Issue 1323

Andrei Alexandrescu SeeWebsiteForEmail at erdani.org
Sat Jan 8 20:03:13 PST 2011


On 1/8/11 8:10 PM, Daniel Gibson wrote:
> Am 09.01.2011 03:03, schrieb Jonathan M Davis:
>> On Saturday 08 January 2011 16:19:21 bearophile wrote:
>>> BlazingWhitester:
>>>> If 'in' operator was overladable, users would expect it to have some
>>>> known complexity.
>>>
>>> Like O(n) for a linear search in an array.
>>
>> opIndex is supposed to be restricted to n log(n), I belive (the
>> complexity
>> necessary to access an element in a balanced, binary tree). It can
>> have lower
>> complexity - like O(1) - but it's not supposed to have higher
>> complexity. opIn
>> is effectively the operator for checking whether you can index the given
>> container with the given key/index. It's basically doing [key] and
>> telling you
>> whether it's there.
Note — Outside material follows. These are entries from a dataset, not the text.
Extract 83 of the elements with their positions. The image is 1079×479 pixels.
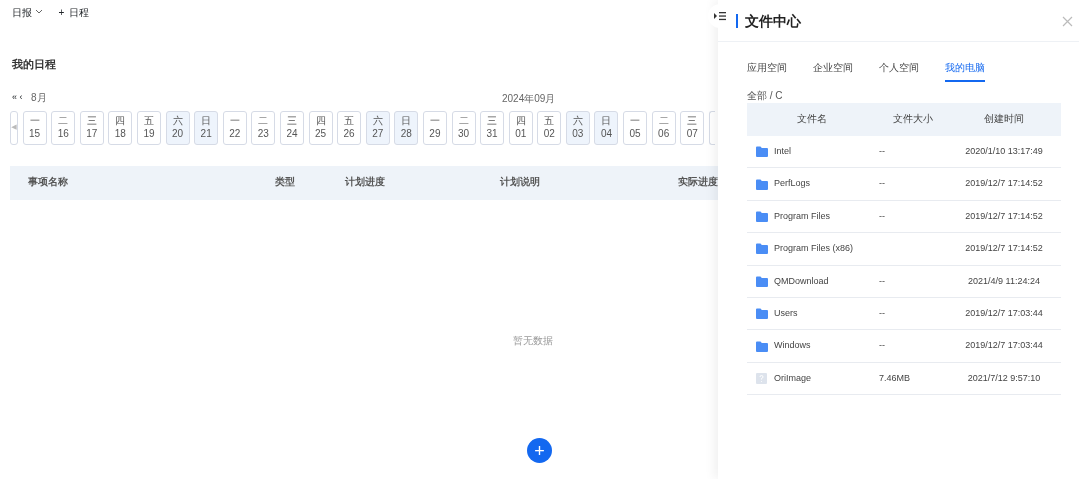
created-time: 2021/4/9 11:24:24 [968, 275, 1040, 286]
date-chip[interactable]: 三 17 [79, 110, 104, 145]
date-chip[interactable]: 五 02 [537, 110, 562, 145]
column-header: 计划说明 [500, 175, 540, 190]
date-chip[interactable]: 一 22 [222, 110, 247, 145]
date-chip[interactable]: 三 24 [279, 110, 304, 145]
date-chip[interactable]: 一 29 [422, 110, 447, 145]
month-label: 8月 [31, 91, 47, 105]
date-chip[interactable]: 六 20 [165, 110, 190, 145]
tab[interactable]: 企业空间 [813, 56, 853, 82]
created-time: 2019/12/7 17:03:44 [965, 307, 1043, 318]
add-schedule-button[interactable]: + 日程 [58, 4, 90, 20]
drawer-title: 文件中心 [736, 13, 801, 28]
date-chip[interactable]: 二 30 [451, 110, 476, 145]
date-chip[interactable]: 日 21 [194, 110, 219, 145]
folder-icon [756, 340, 768, 352]
folder-icon [756, 243, 768, 255]
file-size: 7.46MB [879, 372, 911, 383]
date-chip[interactable]: 三 07 [680, 110, 705, 145]
file-name[interactable]: PerfLogs [774, 177, 811, 191]
created-time: 2019/12/7 17:14:52 [965, 243, 1043, 254]
file-name[interactable]: QMDownload [774, 274, 829, 288]
column-header: 文件名 [796, 112, 828, 127]
date-chip[interactable]: 五 26 [337, 110, 362, 145]
file-size: -- [879, 178, 885, 189]
date-chip[interactable]: 五 19 [136, 110, 161, 145]
file-name[interactable]: Program Files (x86) [774, 242, 854, 256]
caret-icon [34, 9, 43, 15]
date-chip[interactable]: 四 25 [308, 110, 333, 145]
tab[interactable]: 个人空间 [879, 56, 919, 82]
file-name[interactable]: Program Files [774, 209, 830, 224]
prev-year-button[interactable]: « [12, 90, 17, 105]
column-header: 事项名称 [28, 175, 68, 190]
created-time: 2019/12/7 17:14:52 [965, 210, 1043, 221]
folder-icon [756, 275, 768, 287]
folder-icon [756, 178, 768, 190]
plus-icon: + [534, 440, 545, 461]
date-chip[interactable]: 六 03 [565, 110, 590, 145]
created-time: 2019/12/7 17:03:44 [965, 340, 1043, 351]
date-chip[interactable]: 日 28 [394, 110, 419, 145]
column-header: 计划进度 [345, 175, 385, 190]
file-name[interactable]: OriImage [774, 371, 811, 386]
empty-message: 暂无数据 [513, 334, 553, 348]
add-button[interactable]: + [527, 438, 552, 463]
created-time: 2021/7/12 9:57:10 [967, 372, 1041, 383]
tab[interactable]: 应用空间 [747, 56, 787, 82]
file-size: -- [879, 340, 885, 351]
date-chip [708, 110, 715, 145]
tab[interactable]: 我的电脑 [945, 56, 985, 82]
column-header: 类型 [275, 175, 295, 190]
column-header: 文件大小 [892, 112, 934, 127]
menu-icon [714, 11, 726, 21]
column-header: 实际进度 [678, 175, 718, 190]
created-time: 2019/12/7 17:14:52 [965, 178, 1043, 189]
column-header: 创建时间 [983, 112, 1025, 127]
plus-icon: + [58, 4, 65, 20]
date-chip[interactable]: 二 23 [251, 110, 276, 145]
report-dropdown[interactable]: 日报 [12, 4, 43, 20]
date-chip[interactable]: 三 31 [480, 110, 505, 145]
unknown-file-icon [756, 372, 768, 384]
date-chip[interactable]: 二 16 [51, 110, 76, 145]
file-size: -- [879, 210, 885, 221]
folder-icon [756, 146, 768, 158]
date-chip[interactable]: 四 18 [108, 110, 133, 145]
date-chip[interactable]: 四 01 [508, 110, 533, 145]
folder-icon [756, 308, 768, 320]
date-chip[interactable]: 一 15 [22, 110, 47, 145]
page-title: 我的日程 [12, 57, 57, 72]
date-chip[interactable]: 日 04 [594, 110, 619, 145]
breadcrumb: 全部 / C [747, 89, 784, 103]
file-size: -- [879, 307, 885, 318]
created-time: 2020/1/10 13:17:49 [965, 145, 1043, 156]
file-size: -- [879, 145, 885, 156]
file-name[interactable]: Intel [774, 144, 791, 159]
date-chip[interactable]: 六 27 [365, 110, 390, 145]
file-name[interactable]: Windows [774, 339, 811, 353]
date-chip[interactable]: 二 06 [651, 110, 676, 145]
prev-month-button[interactable]: ‹ [19, 90, 23, 105]
date-chip[interactable]: 一 05 [623, 110, 648, 145]
current-month: 2024年09月 [502, 91, 556, 106]
file-name[interactable]: Users [774, 306, 798, 321]
folder-icon [756, 210, 768, 222]
file-size: -- [879, 275, 885, 286]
So, it doesn't make sense that it would have lower
>> efficiency.
>>
>> This has been discussed before, and while some people would like to be
>> able to
>> use opIn at higher complexities, that's not the way that it's intended
>> to be
>> used, so we're not about to make it work that way for built-in arrays.
>>
>> - Jonathan M Davis
>
> "restricted to n log(n)"? I think you meant just "log(n)"
>
> As far as I remember the last discussion, it was considered to allow it
> for arrays of a constant size or with known (at compiletime) contents or
> something like that.
> But then again, that would feel kind of inconsistent (syntax is allowed
> for fixed size arrays but not for dynamic arrays).

But the reason is rock solid. Consistency is important, but it's not 
everything.

Oh, I just realized - we could have sortedRange define opIn_r!